Soon we witnessed the exit of Oginga Odinga from the mainstream of political dispensation. Then politics became very costly to the country with the assassinations and strange deaths of Tom Mboya, Argwings Kodhek, Ronald Ngala, J.M. Kariuki, Pio Gama Pinto, etc.
It would appear that even after 37 years of independence, we are still bedeviled by this intractable malaise of tribal hatred and suspicion. We are actually headed for an intensely divided country going by the utterances one hears in this environment in the succession debate.
There are individuals who will pass for leaders whose only contribution in the succession debate is the tribal identity of Moi's successor. One often hears very amazing arguments like "the Kikuyus and Kalenjins have had their chance so let the next leader come from this or that community", "it is the turn of our tribe to eat" and so on and so forth. This is backward and primitive politics.
If we would like to move forward as a nation and achieve development, let alone setting a base for sustained growth, we must avoid basing our political views and perceptions of leadership on tribes. An ethnic community one comes from does not make one a good or bad leader. There is no known contribution of one's tribe to one's individual capacity to deliver.
Likewise therefore, the mundane and irrational consideration of ethnic numbers should be a thing of the past in an environment that should be interested in the development of democracy and the Rule of Law.
We must find a way of accepting one another and dealing with the challenges of our nation collectively regardless of our ethnicity. Our people of Kenya need, through intense civic education, to be equipped with a strong sense of nationhood that will encourage them to choose leaders only on grounds of competence, not their ethnic background or their wealth or religion.

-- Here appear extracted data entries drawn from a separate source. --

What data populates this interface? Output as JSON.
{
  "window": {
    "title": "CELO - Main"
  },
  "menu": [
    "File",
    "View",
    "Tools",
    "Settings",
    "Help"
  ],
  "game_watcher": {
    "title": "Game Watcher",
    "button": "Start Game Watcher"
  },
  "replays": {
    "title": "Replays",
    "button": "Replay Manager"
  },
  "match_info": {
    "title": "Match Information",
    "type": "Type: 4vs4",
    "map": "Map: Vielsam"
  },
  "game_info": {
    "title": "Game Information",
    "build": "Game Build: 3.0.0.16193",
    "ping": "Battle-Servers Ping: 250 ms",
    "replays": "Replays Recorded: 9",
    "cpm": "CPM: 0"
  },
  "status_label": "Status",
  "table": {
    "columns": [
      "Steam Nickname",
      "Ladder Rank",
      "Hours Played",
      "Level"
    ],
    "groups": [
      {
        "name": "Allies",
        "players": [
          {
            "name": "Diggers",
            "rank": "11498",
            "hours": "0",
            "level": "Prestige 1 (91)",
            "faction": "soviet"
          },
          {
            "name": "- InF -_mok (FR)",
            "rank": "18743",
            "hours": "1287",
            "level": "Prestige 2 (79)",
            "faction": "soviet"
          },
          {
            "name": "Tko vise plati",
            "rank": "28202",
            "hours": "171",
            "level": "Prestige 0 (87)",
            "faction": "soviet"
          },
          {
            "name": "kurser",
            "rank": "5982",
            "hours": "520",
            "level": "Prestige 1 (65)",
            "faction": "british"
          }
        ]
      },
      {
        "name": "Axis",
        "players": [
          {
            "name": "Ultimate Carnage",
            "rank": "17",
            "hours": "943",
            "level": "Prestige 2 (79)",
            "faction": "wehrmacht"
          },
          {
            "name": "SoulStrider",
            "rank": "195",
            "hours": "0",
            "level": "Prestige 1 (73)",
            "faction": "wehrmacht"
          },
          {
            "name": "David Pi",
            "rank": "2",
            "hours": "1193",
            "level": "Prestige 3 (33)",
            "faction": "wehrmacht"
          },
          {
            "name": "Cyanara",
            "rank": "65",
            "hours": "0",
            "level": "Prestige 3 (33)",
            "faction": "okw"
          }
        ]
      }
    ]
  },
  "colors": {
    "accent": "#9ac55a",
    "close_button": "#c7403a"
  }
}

At any rate, we have paid dearly for choosing leaders on the basis of all sorts of undemocratic and ingenious criteria. Even as parties proliferate the political landscape, we need to appreciate the fact that they will not guarantee democracy. We must make it a deliberate effort to encourage unity and find ways of running the country together.
At this point in time, the seed we must now sow so that we can begin to work together is that of taking a united approach to the issue at hand - the constitutional review. Even as MPs, we need to know that in other environments in the Commonwealth like in Australia, and Canada, important national matters like that of the Constitution are not merely deliberated on by the Legislature alone.
They are referred to the people through a referendum to be decided by the entire population. We do not have a provision for a referendum in our present Constitution. However, we should, in good faith, work out a very accommodative and broad-based involvement of our people in the constitutional review. We should never be blinded by the mere fact that we elected representatives of the people.
All told however, it is vital to remember that our founding fathers did not envisage a Kikuyu, Kalenjin, Luo, Luhyia, Kamba Mijikenda, Kisii or Boran country. They fought for independence so that we could have a nation called Kenya. National debate on our future such as the one on the Constitution should not divide us at all. It should instead unite us and give us a chance to appreciate our inevitable common destiny.
*Mr. Nyachae is a former Minister for Finance and the Kanu MP for Nyaribari Chache.